Sunday, December 7, 2008

signs, signs

I like this:

(click to enlarge)

One of my least favorite things is a font that's meant to look like handwriting.  I may be mistaken, but I believe I noted the last time I checked out the "funnies" that Doonesbury now has a Trudeau-handwriting font instead of actual hand lettering—you know, where all the E's look exactly the same.  It's refreshing in these sometimes rather crappy days to see an obviously handmade sign.  WATCH YOUR STEP, people.


I hate this:

(click to enlarge)

I kept seeing this sign and finally put my finger on (or at least near) what bugs me about it.  It's two things.
  1. What I'd already noted privately but didn't feel moved to share, particularly, is the I want to say shallowness (maybe banality?) of the message: "Respect women."  I mean, I understand that it's a response to something, but I'd almost argue, then, that the real message ought to be (as uncatchy as it might sound), "Don't disrespect women."  Because you can't control your own respect, but you can control disrespect—i.e., you can think whatever you want, but indulging your bigotry (for example) is not cool.  However, all this is sort of basically a semantic issue, besides which I'm a little intellectually unsteady about it, like not quite sure I'm being clear about it (even in my own head)—i.e., is this just reactionary, a kind of confrontational, anti-P.C. pseudo-libertarian neo-quasi-semi-conservatism based less on actual belief or reason than on a kind of contrarian impulse (etc., etc.), the kind of shit I've been trying not to do?—which is why I was sort of satisfied when the following occurred to me:
  2. What's the best way to get teenage boys to be less sexist, to take women seriously, to feel inclined to respect people different from them?  Is it to put "Respect women" in a list alongside "Eat your vegetables" and "Finish your homework"?  (And putting a kid in a sweater that says "AWAITING INSTRUCTIONS"?—I mean, Jesus Christ.)  When I see this ad, the teenage boy in me is automatically inclined to defy it.  Honestly, are you fucking kidding me with this shit?  Who thinks that a good way to get teenagers to be respectful is to order them to be respectful—to appeal to their sense of obedience and respect for social order and authority?  I was pretty much raised a feminist, and this sign makes me want to get out my graffiti pen and scrawl something hateful (maybe cross out "women" and write in "bitches").*  In short, this shit is counterproductive.

I am a nerd:

(click to enlarge)

OK, listen carefully:

If you're incapable of doing something, you cannot do it.  If you "can not" do it, that means you are capable of not doing it.

So this sign is funny.**

Bonus: Why is "Service Dogs" in parentheses?  In some contexts, I'm not quite sure which,*** parentheses are used to indicate that the words in question are a translation of what's actually being said rather than a direct quotation.****  So you could take it as basically saying, "Exception: whatever the fuck you loons want to call your service dogs—helper beasts, lookymutts, furry eyeballs—bring 'em on in.  P.S. You probably can't read this."
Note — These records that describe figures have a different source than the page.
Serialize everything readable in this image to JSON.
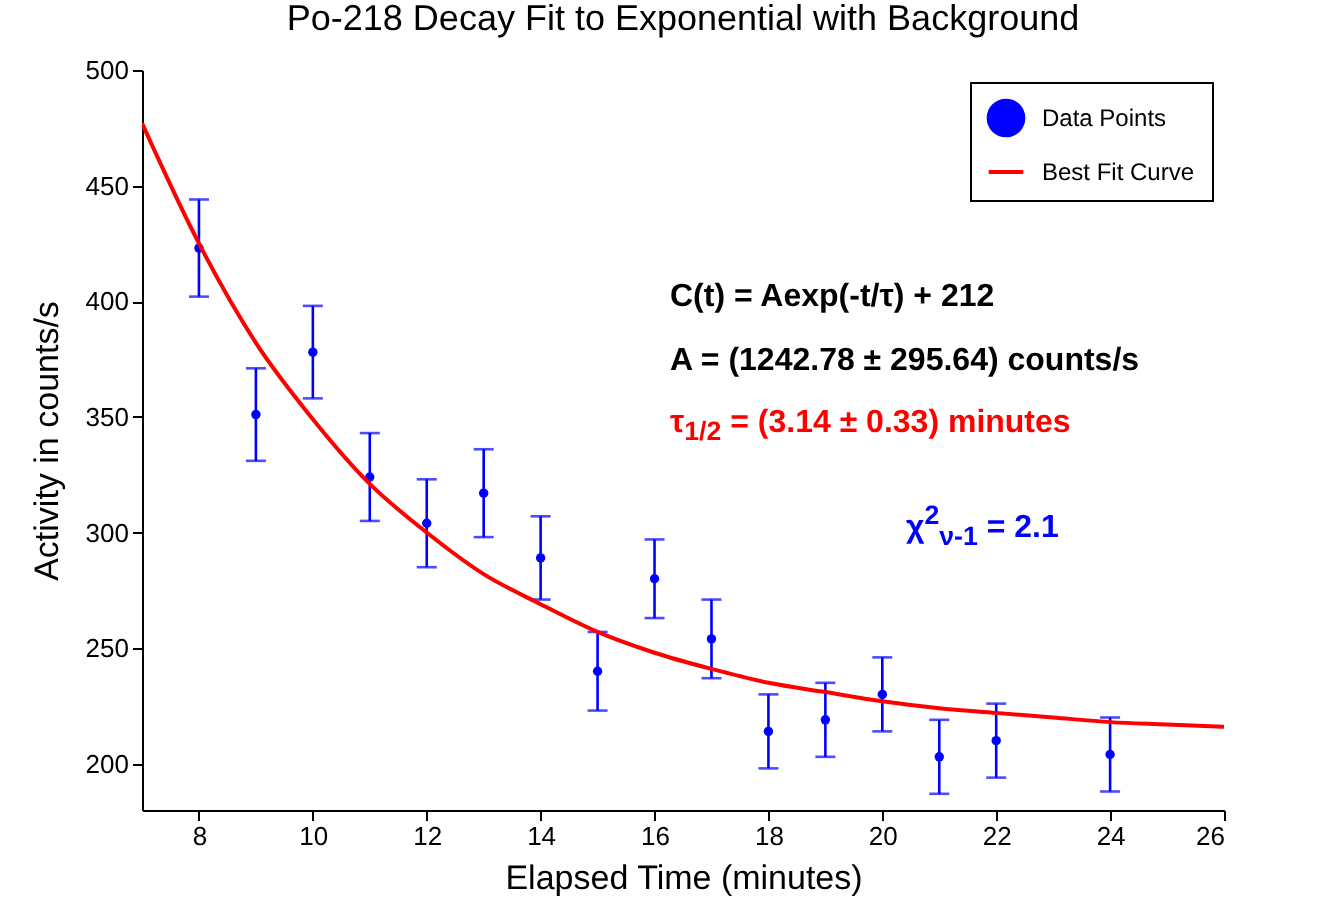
{
  "chart_data": {
    "type": "scatter",
    "title": "Po-218 Decay Fit to Exponential with Background",
    "xlabel": "Elapsed Time (minutes)",
    "ylabel": "Activity in counts/s",
    "annotations": [
      "C(t) = Aexp(-t/τ) + 212",
      "A = (1242.78 ± 295.64) counts/s",
      "τ$_{1/2}$ = (3.14 ± 0.33) minutes",
      "χ$^{2}$$_{ν-1}$ = 2.1"
    ],
    "x": [
      8,
      9,
      10,
      11,
      12,
      13,
      14,
      15,
      16,
      17,
      18,
      19,
      20,
      21,
      22,
      23,
      24
    ],
    "series": [
      {
        "name": "Data Points",
        "color": "#0000ff",
        "marker": "circle",
        "values": [
          423,
          351,
          378,
          324,
          304,
          317,
          289,
          240,
          280,
          254,
          214,
          219,
          230,
          203,
          210,
          null,
          204
        ],
        "errors": [
          21,
          20,
          20,
          19,
          19,
          19,
          18,
          17,
          17,
          17,
          16,
          16,
          16,
          16,
          16,
          null,
          16
        ]
      },
      {
        "name": "Best Fit Curve",
        "type": "line",
        "color": "#ff0000",
        "marker": "none",
        "x": [
          7,
          8,
          9,
          10,
          11,
          12,
          13,
          14,
          15,
          16,
          17,
          18,
          19,
          20,
          21,
          22,
          23,
          24,
          25,
          26
        ],
        "values": [
          477,
          425,
          382,
          349,
          321,
          300,
          282,
          269,
          257,
          248,
          241,
          235,
          231,
          227,
          224,
          222,
          220,
          218,
          217,
          216
        ]
      }
    ],
    "xlim": [
      7,
      26
    ],
    "xticks": [
      8,
      10,
      12,
      14,
      16,
      18,
      20,
      22,
      24,
      26
    ],
    "ylim": [
      180,
      500
    ],
    "yticks": [
      200,
      250,
      300,
      350,
      400,
      450,
      500
    ],
    "grid": false,
    "legend": "top right",
    "line_style": "solid"
  }
}
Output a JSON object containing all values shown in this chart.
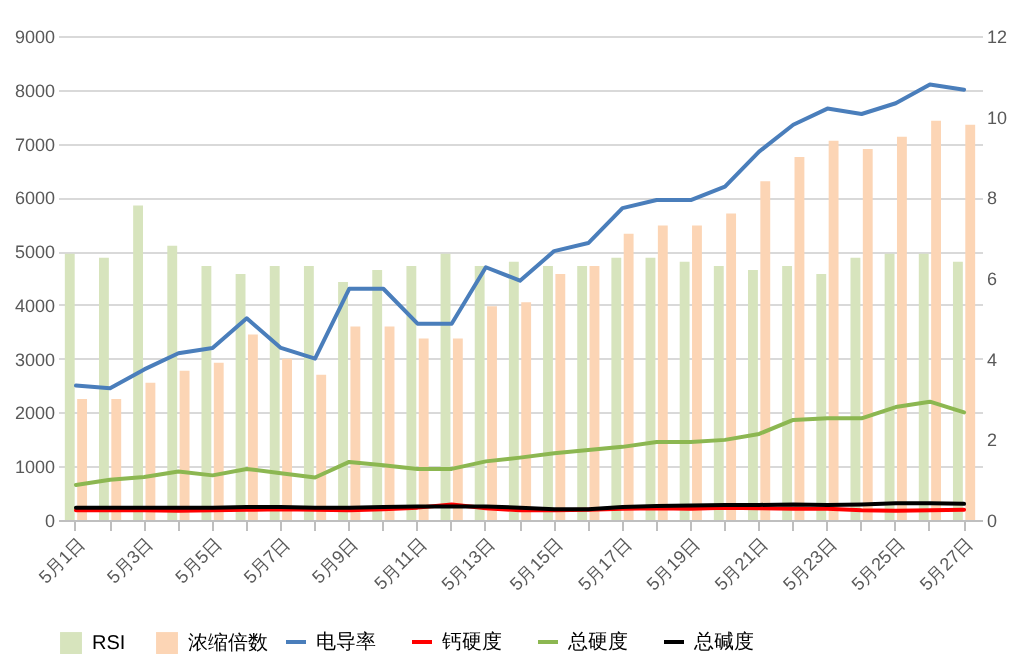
{
  "chart_data": {
    "type": "bar",
    "categories": [
      "5月1日",
      null,
      "5月3日",
      null,
      "5月5日",
      null,
      "5月7日",
      null,
      "5月9日",
      null,
      "5月11日",
      null,
      "5月13日",
      null,
      "5月15日",
      null,
      "5月17日",
      null,
      "5月19日",
      null,
      "5月21日",
      null,
      "5月23日",
      null,
      "5月25日",
      null,
      "5月27日"
    ],
    "series": [
      {
        "name": "RSI",
        "axis": "y2",
        "color": "#d7e4bd",
        "values": [
          6.6,
          6.5,
          7.8,
          6.8,
          6.3,
          6.1,
          6.3,
          6.3,
          5.9,
          6.2,
          6.3,
          6.6,
          6.3,
          6.4,
          6.3,
          6.3,
          6.5,
          6.5,
          6.4,
          6.3,
          6.2,
          6.3,
          6.1,
          6.5,
          6.6,
          6.6,
          6.4
        ]
      },
      {
        "name": "浓缩倍数",
        "axis": "y2",
        "color": "#fcd5b5",
        "values": [
          3.0,
          3.0,
          3.4,
          3.7,
          3.9,
          4.6,
          4.0,
          3.6,
          4.8,
          4.8,
          4.5,
          4.5,
          5.3,
          5.4,
          6.1,
          6.3,
          7.1,
          7.3,
          7.3,
          7.6,
          8.4,
          9.0,
          9.4,
          9.2,
          9.5,
          9.9,
          9.8
        ]
      },
      {
        "name": "电导率",
        "type": "line",
        "color": "#4a7ebb",
        "values": [
          2500,
          2450,
          2800,
          3100,
          3200,
          3750,
          3200,
          3000,
          4300,
          4300,
          3650,
          3650,
          4700,
          4450,
          5000,
          5150,
          5800,
          5950,
          5950,
          6200,
          6850,
          7350,
          7650,
          7550,
          7750,
          8100,
          8000
        ]
      },
      {
        "name": "钙硬度",
        "type": "line",
        "color": "#ff0000",
        "values": [
          180,
          180,
          180,
          170,
          180,
          190,
          200,
          190,
          180,
          200,
          230,
          290,
          220,
          180,
          180,
          190,
          210,
          220,
          210,
          230,
          220,
          210,
          210,
          180,
          170,
          180,
          190
        ]
      },
      {
        "name": "总硬度",
        "type": "line",
        "color": "#8cb751",
        "values": [
          650,
          750,
          800,
          900,
          830,
          950,
          870,
          790,
          1080,
          1020,
          950,
          950,
          1090,
          1160,
          1240,
          1300,
          1360,
          1450,
          1450,
          1490,
          1600,
          1860,
          1890,
          1890,
          2100,
          2200,
          2000
        ]
      },
      {
        "name": "总碱度",
        "type": "line",
        "color": "#000000",
        "values": [
          230,
          230,
          230,
          230,
          230,
          240,
          240,
          230,
          230,
          240,
          250,
          250,
          250,
          230,
          200,
          200,
          240,
          260,
          270,
          280,
          280,
          290,
          280,
          290,
          310,
          310,
          300
        ]
      }
    ],
    "ylim": [
      0,
      9000
    ],
    "yticks": [
      0,
      1000,
      2000,
      3000,
      4000,
      5000,
      6000,
      7000,
      8000,
      9000
    ],
    "y2lim": [
      0,
      12
    ],
    "y2ticks": [
      0,
      2,
      4,
      6,
      8,
      10,
      12
    ],
    "grid": "y",
    "legend": "bottom"
  }
}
* I do not own a graffiti pen.a
** Or, you know, maybe it's kind of accurate: they're saying, "Unfortunately, we have the right to tell you to keep your fucking pet out of our fucking pharmacy."
*** Comic books?
**** Yeah, comic books: you'd have some spaceship, and the people inside would be saying in their speech balloons, like, "(What is that on the radar?  It can't be...it looks like a...a man??)"  That meant they were saying it Russian.

a Is there such a thing a "graffiti pen"?

1 comments:

Daffy Duck said...

There is such a thing as a graffiti pen! Opaque paint markers--sold at an art store near you!